La Iglesia latina ha intentado explicar este sacramento con la idea jurídica de un proceso del que se sale absuelto, o no absuelto. En este proceso el ministro reviste la función de juez. Esta visión, si se acentúa unilateralmente, puede tener consecuencias negativas. Se hace difícil reconocer en el confesor a Jesús. En la parábola del hijo pródigo el padre no se comporta como juez, sino precisamente como padre; antes aún de que el hijo haya terminado de hacer su confesión, le abraza y ordena la fiesta. El Evangelio es el verdadero «manual para confesores»; el Derecho Canónico está para servirlo, no para sustituirlo.

Jesús no empieza a preguntar en tono perentorio a la adúltera, a Zaqueo y a todos los pecadores que encuentra «el número y la especie» de los pecados: «¿Cuántas veces? ¿Con quién? ¿Dónde?». Se preocupa ante todo de que la persona experimente la misericordia, la ternura y también el gozo de Dios al acoger al pecador.
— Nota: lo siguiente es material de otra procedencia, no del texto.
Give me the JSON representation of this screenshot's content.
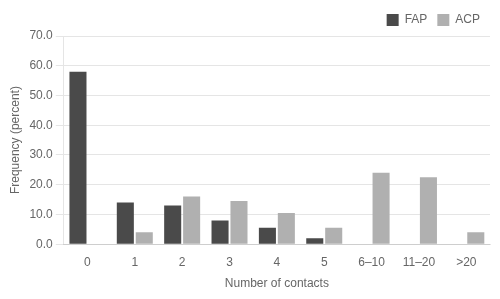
{
  "chart_data": {
    "type": "bar",
    "categories": [
      "0",
      "1",
      "2",
      "3",
      "4",
      "5",
      "6–10",
      "11–20",
      ">20"
    ],
    "series": [
      {
        "name": "FAP",
        "color": "#4a4a4a",
        "values": [
          58.0,
          14.0,
          13.0,
          8.0,
          5.5,
          2.0,
          0.0,
          0.0,
          0.0
        ]
      },
      {
        "name": "ACP",
        "color": "#b0b0b0",
        "values": [
          0.0,
          4.0,
          16.0,
          14.5,
          10.5,
          5.5,
          24.0,
          22.5,
          4.0
        ]
      }
    ],
    "xlabel": "Number of contacts",
    "ylabel": "Frequency (percent)",
    "ylim": [
      0.0,
      70.0
    ],
    "yticks": [
      {
        "value": 0,
        "label": "0.0"
      },
      {
        "value": 10,
        "label": "10.0"
      },
      {
        "value": 20,
        "label": "20.0"
      },
      {
        "value": 30,
        "label": "30.0"
      },
      {
        "value": 40,
        "label": "40.0"
      },
      {
        "value": 50,
        "label": "50.0"
      },
      {
        "value": 60,
        "label": "60.0"
      },
      {
        "value": 70,
        "label": "70.0"
      }
    ],
    "grid": true,
    "legend": "upper right"
  }
}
Sabe que tras esta experiencia será el propio pecador quien sienta la necesidad de una confesión cada vez más completa de las culpas. En toda la Biblia vemos en acto la pedagogía de Dios de no pedir al hombre todo e inmediatamente en materia de moral, sino sólo aquello que, por el momento, está en grado de comprender. Pablo habla de una «divina paciencia» al respecto (Cf. Rm 3,26). Lo esencial es que haya un inicio de verdadero arrepentimiento y la voluntad de cambiar y reparar el mal hecho.

El Papa ha dado un signo fuerte en este sentido, y no sólo con la Encíclica «Dives in misericordia». En 1983, mientras se celebraba el Sínodo de los Obispos sobre «Penitencia y reconciliación», quiso proclamar santo, en presencia de todo el Sínodo, al beato Leopoldo Mandic, el humilde capuchino que había pasado la vida confesando.

Es célebre la afabilidad, el amor, el aliento con que San Leopoldo acogía y se despedía de cada penitente. A quien le reprochaba que era «demasiado bueno» y que Dios le pediría cuentas de su excesiva liberalidad con los penitentes, respondía: «No hemos sido nosotros quienes hemos muerto por las almas, sino que ha derramado Él su sangre divina. Debemos por lo tanto tratar a las almas como nos ha enseñado Él con su ejemplo. Si el Señor me reprochara por excesiva liberalidad, podría decirle: "¡Señor bendito, este mal ejemplo me lo habéis dado Vos!"».

Los frutos dan testimonio de la bondad de esta forma suya de administrar el sacramento. A medio siglo de distancia, aún se hallan en Italia personas que atribuyen a él su regreso a la Iglesia. Es cierto que junto a San Leopoldo, tiernísimo en la confesión, está en la misma orden San Pío de Pietrelcina, del que son conocidos los modos a veces ásperos de acoger y despedirse de los penitentes; pero para imitarle en ello habría que estar seguro de tener el mismo don que poseía él de unir de esta forma aún más estrechamente hacia sí a las almas y hacerlas volver a su confesionario inmediatamente después, con disposiciones de corazón transformadas.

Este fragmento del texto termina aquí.